Agh that second part. When I’m doing in person playtests, I think it’s the most nerve-racking experience ever, but now thinking about people out in the world getting stuck on some geometry in my games and there’s nothing I can do? Terrifying

on this, i remember a few times when a sibling has sent me a link with barely any context, and after responding about the page content, i then talk about the site .. then i've been told it's really rare to get that kind of open feedback, but it was mainly because of having totally no idea it was a site the sibling had worked on or ran.

the problem seems to be developers don't get feedback, they get feature requests. it decenters the issues as being objective or even subjective, rather than pure experience without framing.
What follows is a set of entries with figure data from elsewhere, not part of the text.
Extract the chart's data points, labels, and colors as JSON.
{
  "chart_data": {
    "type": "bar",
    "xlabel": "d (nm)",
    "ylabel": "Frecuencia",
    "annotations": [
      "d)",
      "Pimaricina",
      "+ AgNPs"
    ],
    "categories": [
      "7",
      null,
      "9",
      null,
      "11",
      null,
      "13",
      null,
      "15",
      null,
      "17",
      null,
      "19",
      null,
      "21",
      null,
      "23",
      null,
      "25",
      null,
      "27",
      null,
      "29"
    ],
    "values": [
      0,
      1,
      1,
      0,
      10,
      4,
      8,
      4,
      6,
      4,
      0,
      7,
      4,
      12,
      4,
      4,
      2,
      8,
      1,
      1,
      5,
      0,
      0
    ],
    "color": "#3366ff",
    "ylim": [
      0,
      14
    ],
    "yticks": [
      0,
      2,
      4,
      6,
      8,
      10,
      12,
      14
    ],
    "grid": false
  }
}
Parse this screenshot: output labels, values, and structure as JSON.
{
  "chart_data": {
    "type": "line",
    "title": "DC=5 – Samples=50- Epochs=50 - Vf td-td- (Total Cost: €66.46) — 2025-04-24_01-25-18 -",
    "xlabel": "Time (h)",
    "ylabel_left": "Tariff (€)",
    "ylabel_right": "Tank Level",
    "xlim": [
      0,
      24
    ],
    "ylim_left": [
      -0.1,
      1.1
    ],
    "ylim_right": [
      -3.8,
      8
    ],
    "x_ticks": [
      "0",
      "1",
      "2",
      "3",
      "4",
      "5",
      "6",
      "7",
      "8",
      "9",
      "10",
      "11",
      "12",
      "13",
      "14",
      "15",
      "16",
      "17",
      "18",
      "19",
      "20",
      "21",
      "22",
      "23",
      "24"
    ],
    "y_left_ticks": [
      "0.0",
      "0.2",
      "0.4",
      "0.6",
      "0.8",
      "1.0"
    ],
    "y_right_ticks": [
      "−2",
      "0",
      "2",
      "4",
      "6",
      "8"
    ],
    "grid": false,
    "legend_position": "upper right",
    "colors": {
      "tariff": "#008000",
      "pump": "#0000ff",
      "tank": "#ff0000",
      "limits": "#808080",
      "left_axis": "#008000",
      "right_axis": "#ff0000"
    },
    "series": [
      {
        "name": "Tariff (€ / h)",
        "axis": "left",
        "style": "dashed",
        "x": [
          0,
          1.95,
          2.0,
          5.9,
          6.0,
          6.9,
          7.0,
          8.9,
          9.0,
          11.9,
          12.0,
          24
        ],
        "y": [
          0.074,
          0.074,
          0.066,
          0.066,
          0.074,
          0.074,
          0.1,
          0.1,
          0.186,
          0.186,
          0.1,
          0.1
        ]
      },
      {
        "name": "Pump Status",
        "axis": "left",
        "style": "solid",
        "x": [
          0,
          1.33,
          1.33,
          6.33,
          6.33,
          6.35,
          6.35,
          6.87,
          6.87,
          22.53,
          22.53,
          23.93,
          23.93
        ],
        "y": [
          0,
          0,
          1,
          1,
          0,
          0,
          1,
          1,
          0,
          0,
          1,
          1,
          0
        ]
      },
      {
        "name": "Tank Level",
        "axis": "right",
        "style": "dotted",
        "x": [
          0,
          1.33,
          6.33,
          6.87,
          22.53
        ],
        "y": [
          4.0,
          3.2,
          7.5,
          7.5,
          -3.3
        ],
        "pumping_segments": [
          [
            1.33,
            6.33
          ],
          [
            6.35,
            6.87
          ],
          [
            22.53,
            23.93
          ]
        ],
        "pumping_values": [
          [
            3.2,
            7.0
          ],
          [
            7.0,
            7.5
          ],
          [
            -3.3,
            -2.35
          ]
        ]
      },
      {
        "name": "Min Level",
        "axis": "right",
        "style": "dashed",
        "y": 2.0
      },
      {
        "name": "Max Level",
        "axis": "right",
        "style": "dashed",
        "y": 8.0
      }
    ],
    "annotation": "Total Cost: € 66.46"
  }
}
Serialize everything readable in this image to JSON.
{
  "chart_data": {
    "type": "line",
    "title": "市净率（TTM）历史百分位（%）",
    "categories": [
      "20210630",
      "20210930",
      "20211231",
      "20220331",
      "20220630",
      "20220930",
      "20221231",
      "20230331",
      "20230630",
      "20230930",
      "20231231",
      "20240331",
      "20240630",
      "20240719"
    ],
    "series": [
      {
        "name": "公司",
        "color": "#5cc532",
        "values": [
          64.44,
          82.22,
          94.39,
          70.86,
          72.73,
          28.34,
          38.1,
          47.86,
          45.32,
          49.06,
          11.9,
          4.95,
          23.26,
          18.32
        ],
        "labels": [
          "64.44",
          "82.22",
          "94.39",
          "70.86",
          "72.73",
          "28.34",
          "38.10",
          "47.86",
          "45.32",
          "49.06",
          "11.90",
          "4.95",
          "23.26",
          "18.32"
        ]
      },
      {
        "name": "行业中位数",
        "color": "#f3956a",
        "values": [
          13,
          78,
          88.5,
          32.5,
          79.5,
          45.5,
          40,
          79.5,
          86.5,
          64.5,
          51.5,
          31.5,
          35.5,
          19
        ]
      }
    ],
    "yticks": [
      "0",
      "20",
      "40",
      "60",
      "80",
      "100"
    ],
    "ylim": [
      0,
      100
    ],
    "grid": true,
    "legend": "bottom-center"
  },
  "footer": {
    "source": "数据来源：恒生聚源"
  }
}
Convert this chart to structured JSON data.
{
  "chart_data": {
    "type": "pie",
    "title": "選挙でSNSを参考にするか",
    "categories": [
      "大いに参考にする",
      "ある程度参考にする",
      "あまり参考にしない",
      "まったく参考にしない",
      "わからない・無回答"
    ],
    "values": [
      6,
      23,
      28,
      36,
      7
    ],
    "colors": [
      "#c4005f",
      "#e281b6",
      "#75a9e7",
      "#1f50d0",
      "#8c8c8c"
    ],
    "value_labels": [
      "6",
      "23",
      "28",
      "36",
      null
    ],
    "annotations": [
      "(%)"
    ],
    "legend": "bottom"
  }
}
my most recent interaction with ui was a webstore with familiar product layout; grid of thumbnails with limited details, dots for pattern selection which change the thumbnail without opening, which is neat, and then tapping anywhere else still doesn't open the product, it overlay a band to the thumbnail saying "view item". pressing that opens the new page. now, i could ramble for hours about that but from experience i learned developers and designers know all that, but it's the implied ability to encounter process and resolve the unfamiliarity that already happened that is most valuable (and yes, i am as ambivalent as i am capable).

while you assuredly know this difference, i'm now wondering about this playtesting conundrum, how to get communicate it to a people who are only engaging with opinions. fair to their perspective of course, as these are driving forces, just, what else could we normalise awareness and feedback of?

for context, i'm only an esoteric programmer. i hear computers whispering when i'm tired.